New Report Shows Major Increase in Use of Modern Contraception in Uganda

A groundbreaking international report released Tuesday shows the use of modern methods of contraception has risen dramatically in Uganda, as the country pursues ambitious family planning goals for 2020.

The report also shows modern contraception prevented over 1 million unintended pregnancies and 228,000 unsafe abortions between July 2017 and July 2018 in Uganda.

Despite the strong progress, nearly one-in-three married women aged 15-49 still have unmet need for modern contraception.

Beyond Uganda, the report shows more women and girls than ever before are making the voluntary choice to use contraception in the world’s 69 lowest-income countries.

The report entitled ‘FP2020: Catalyzing Collaboration’, has been produced by Family Planning 2020 (FP2020) – a global partnership that supports the rights of women and girls to freely decide whether, when, and how many children they want to have.

The report for the first time ever includes new data on government spending on family planning in Uganda. The report shows Domestic government spending on family planning of $2.3 million (2016) – compared to $19 million in Kenya and $8.5 million in Nigeria.

In Uganda, among women aged 15-49, an estimated 27.5% or 2.8 million are using a modern method of contraception in 2018. This is 1,076,000 more than in 2012.

In Uganda, the rate of modern contraceptive use among married women has increased to 35.1%


As a result of modern contraceptive use between July 2017 and July 2018:

○     1,036,000 unintended pregnancies were prevented

○     228,000 unsafe abortions were averted

○     2,500 maternal deaths were averted

However, 32.6% of married women aged 15-49 have an unmet need for a modern method of contraception.

This year, family planning policy priorities included reducing the unmet need for family planning among adolescents and expanding the skilled workforce for family planning services

Globally, the number of women and girls using a modern method of contraception in the world’s 69 poorest countries had grown to more than 317 million, as of July 2018.

This is 46 million more users than in 2012 (the year FP2020 was launched) – an increase that is around 30% greater than the historic trend.

The use of modern contraceptives is growing the fastest in FP2020 countries in Africa: as of July 2018, 24% of women of reproductive age in these countries are using a modern method.

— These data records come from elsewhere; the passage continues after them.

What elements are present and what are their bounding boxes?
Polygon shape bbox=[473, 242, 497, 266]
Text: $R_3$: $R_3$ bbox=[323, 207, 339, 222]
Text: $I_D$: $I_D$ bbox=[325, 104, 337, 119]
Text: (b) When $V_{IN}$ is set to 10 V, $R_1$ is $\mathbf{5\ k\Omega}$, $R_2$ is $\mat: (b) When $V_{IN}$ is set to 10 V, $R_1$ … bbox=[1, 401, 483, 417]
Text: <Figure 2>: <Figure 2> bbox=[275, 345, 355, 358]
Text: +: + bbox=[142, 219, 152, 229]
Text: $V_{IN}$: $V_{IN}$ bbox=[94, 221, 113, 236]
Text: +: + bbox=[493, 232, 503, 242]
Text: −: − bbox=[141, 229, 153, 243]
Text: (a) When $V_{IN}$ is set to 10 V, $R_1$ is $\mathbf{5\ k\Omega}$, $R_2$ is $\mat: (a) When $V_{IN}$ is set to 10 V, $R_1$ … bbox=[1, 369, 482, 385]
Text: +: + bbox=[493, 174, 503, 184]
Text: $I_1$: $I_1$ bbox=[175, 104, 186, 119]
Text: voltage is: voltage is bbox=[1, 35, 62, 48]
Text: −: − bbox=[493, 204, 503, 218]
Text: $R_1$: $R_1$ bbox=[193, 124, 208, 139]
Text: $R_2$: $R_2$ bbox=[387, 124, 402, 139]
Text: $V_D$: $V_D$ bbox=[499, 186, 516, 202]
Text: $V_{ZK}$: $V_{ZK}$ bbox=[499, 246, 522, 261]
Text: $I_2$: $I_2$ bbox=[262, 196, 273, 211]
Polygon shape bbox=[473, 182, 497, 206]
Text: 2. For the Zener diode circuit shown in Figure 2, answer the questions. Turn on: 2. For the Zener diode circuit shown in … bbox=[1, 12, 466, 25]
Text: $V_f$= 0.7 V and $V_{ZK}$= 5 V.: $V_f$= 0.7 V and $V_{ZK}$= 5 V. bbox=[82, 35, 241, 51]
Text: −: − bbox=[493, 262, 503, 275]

“Rights-based family planning is a catalyst that unlocks the potential of girls and women in Nigeria and around the world. Our goal is to ensure that each one is able to exercise her basic rights to self-determination, health, dignity, and equality. This is a core strategy for countries to improve the health and well-being of their citizens and economy today,” said Beth Schlachter, Executive Director of Family Planning 2020

“Women represent half the global population, and there can be no healthy population globally or in Uganda without reproductive health care. As we continue to build the framework for Universal Health Coverage (UHC), we must ensure access to full, free, voluntary contraception is included for all women and girls. As countries build UHC strategies, rights-based family planning and SRHR services must be integrated within primary health care systems,” she added.